La petite famille se désintègre donc progressivement sous nos yeux sous l'influence pernicieuse de la couleur tombée du ciel, chacun tombant à sa manière dans la folie et Richard Stanley de se lâcher autant qu'il peut, avec parfois quelques loupés, certes, mais une générosité délirante telle qu'on ne peut que s'incliner et assister, béat, au spectacle amusant de la dégénérescence totale des lieux et de ses habitants. Point crucial attendu et inévitable d'une adaptation de cette nouvelle : la représentation de ladite couleur et de ses diverses manifestations. Malgré un budget très modeste, force est de constater que Richard Stanley s'en tire avec les honneurs et nous propose quelques passages de toute beauté, où l'on en prend littéralement plein la yeux et les oreilles (si cela avait été techniquement possible, nul doute que le réalisateur en aurait aussi voulu à notre odorat puisque Nicolas Cage se plaint d'une odeur répugnante dès la découverte de la météorite maudite). Stanley fait en effet le choix risqué, mais encore une fois payant, d'y aller à fond.

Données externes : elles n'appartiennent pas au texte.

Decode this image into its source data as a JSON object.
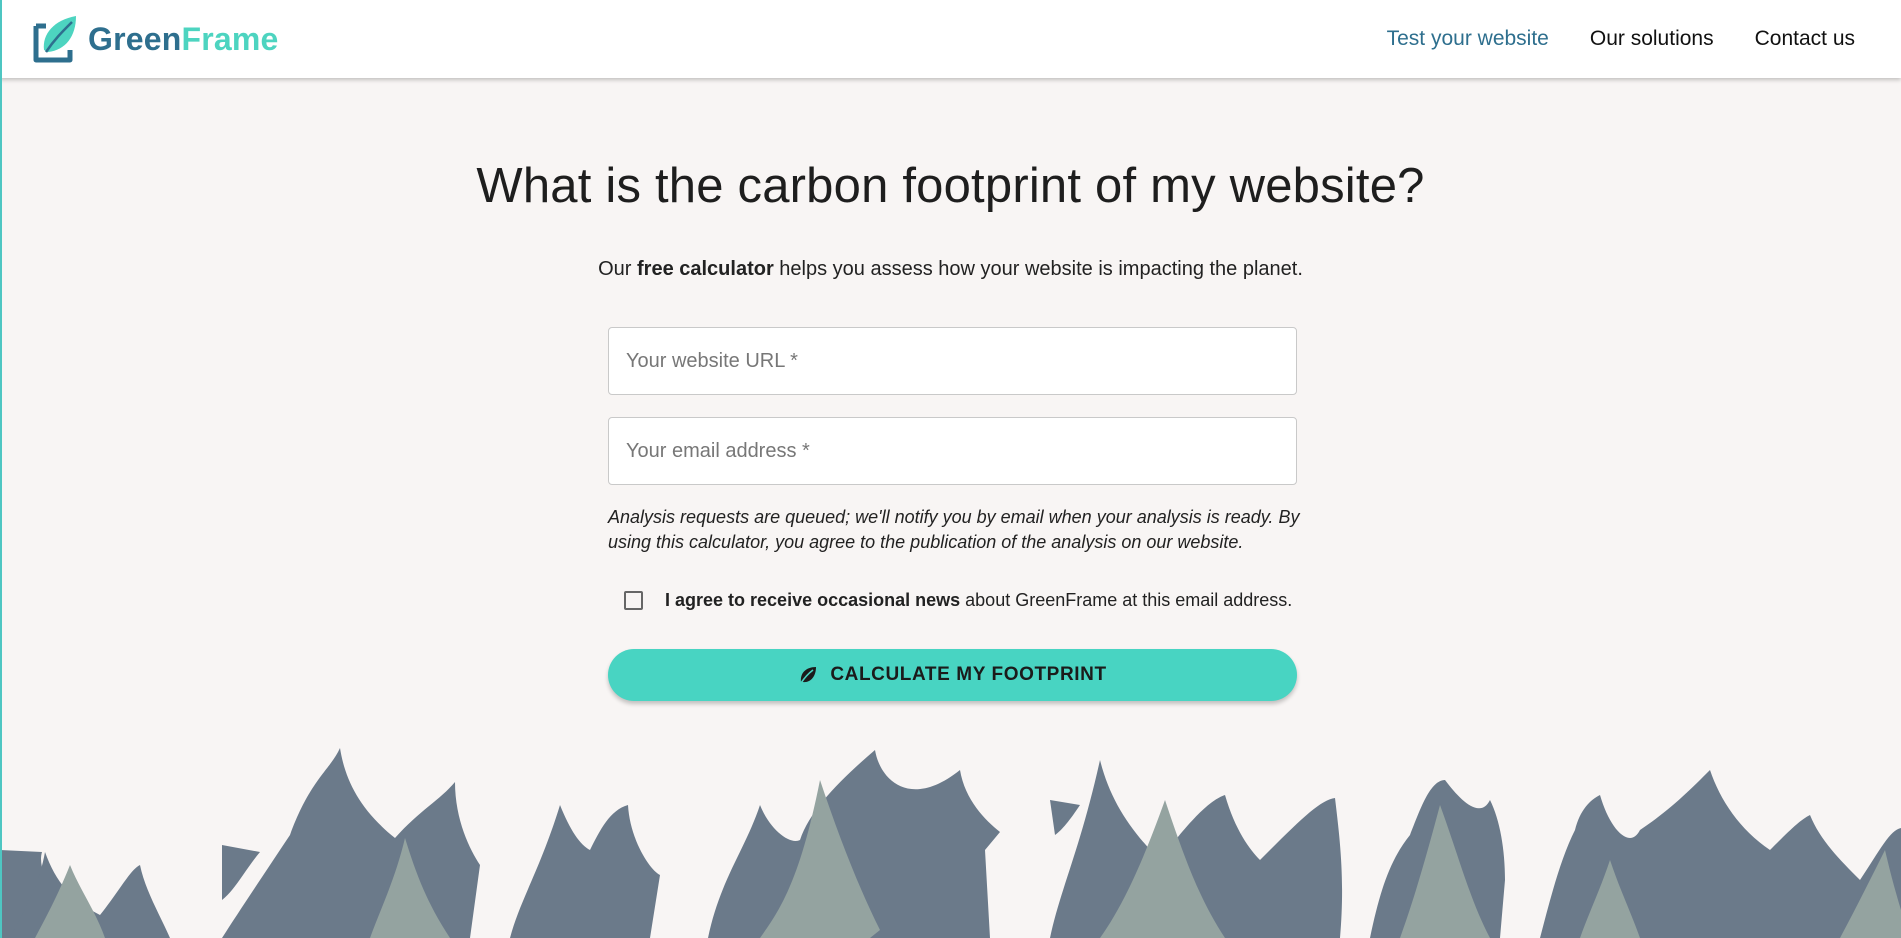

C'est le plus souvent réussi et cela donne lieu à quelques très bonnes trouvailles, en particulier cette idée des déformations de l'image, comme si la pellicule était malmenée, aspirée, brouillée par des interférences avec l'entité extraterrestre indiscernable, ce qui culmine lors d'un final dément. La transformation progressive du paysage autour de la maison, sous l'influence néfaste de la météorite, constitue également un spectacle plaisant : la végétation est de plus en plus luxuriante avec des fleurs étranges et des lianes envahissantes qui surgissent du sol et dont les couleurs sont des déclinaisons du pourpre électrique venu de l'espace.

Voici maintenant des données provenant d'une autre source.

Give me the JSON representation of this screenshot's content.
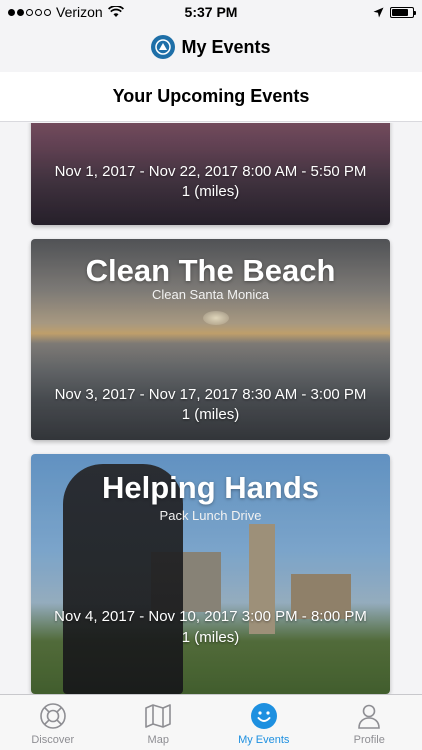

On est surpris aussi de découvrir progressivement à quel point le film s'enfonce dans l'horreur la plus crue. Richard Stanley, comme bien d'autres réalisateurs qui se sont essayés avant lui à l'exercice périlleux d'adapter Lovecraft (Brian Yuzna et Stuart Gordon en particulier, auxquels on peut quasiment ajouter John Carpenter si l'on prend le cinéma lovecraftien au sens large), verse carrément dans le body horror lorsque le film monte d'un cran dans l'épouvantable. Il fait alors l'heureux choix des effets spéciaux artisanaux, employés aussi souvent que possible. La plus affreuse monstruosité qui nous est montrée, que je fais attention de ne pas vous révéler pour ne rien vous gâcher et parce qu'elle est précisément indicible, prend ainsi une forme très soignée, pour un effet de dégoût garanti dont on peut de nouveau estimer qu'il se rapproche de très près de l'effet que produit la lecture des descriptions méticuleuses de l'écrivain de Providence. Au-delà de ça, l'intelligence du cinéaste est aussi d'avoir considérer l'univers lovecraftien dans son ensemble. Loin de faire partie de ceux qui cherchent d'abord à coller au plus près du récit, en allant par exemple jusqu'à le resituer dans les années 30, ou qui ignorent plus ou moins volontairement ce qui a déjà été fait au cinéma comme ailleurs à partir de cette même source d'inspiration, Richard Stanley démontre sa connaissance de Lovecraft et de son influence en ne tombant jamais dans les images attendues et déjà vues (d'où les alpagas !), et en lui adressant aussi des pieds-de-nez malins. Cela passe par des choix aussi simples qu'intelligents, comme une place assez importante laissée aux personnages féminins ou encore l'attribution railleuse du nom de l'écrivain à l'un des personnages, le narrateur (Elliot Knight), un jeune étudiant noir de l'université de Miskatonic. On note également de nombreux clins d’œil appuyés à The Thing, que Stanley doit justement considérer comme ce qui s'est fait de mieux en termes de déclinaison lovecraftienne au cinéma. Ces références n'apparaissent jamais gratuites ou simplement là pour satisfaire le spectateur et s'assurer de sa complicité, non, elles s'incluent dans une démarche cohérente et participent au fonctionnement d'un film tout à fait conscient de ce à quoi il s'attaque.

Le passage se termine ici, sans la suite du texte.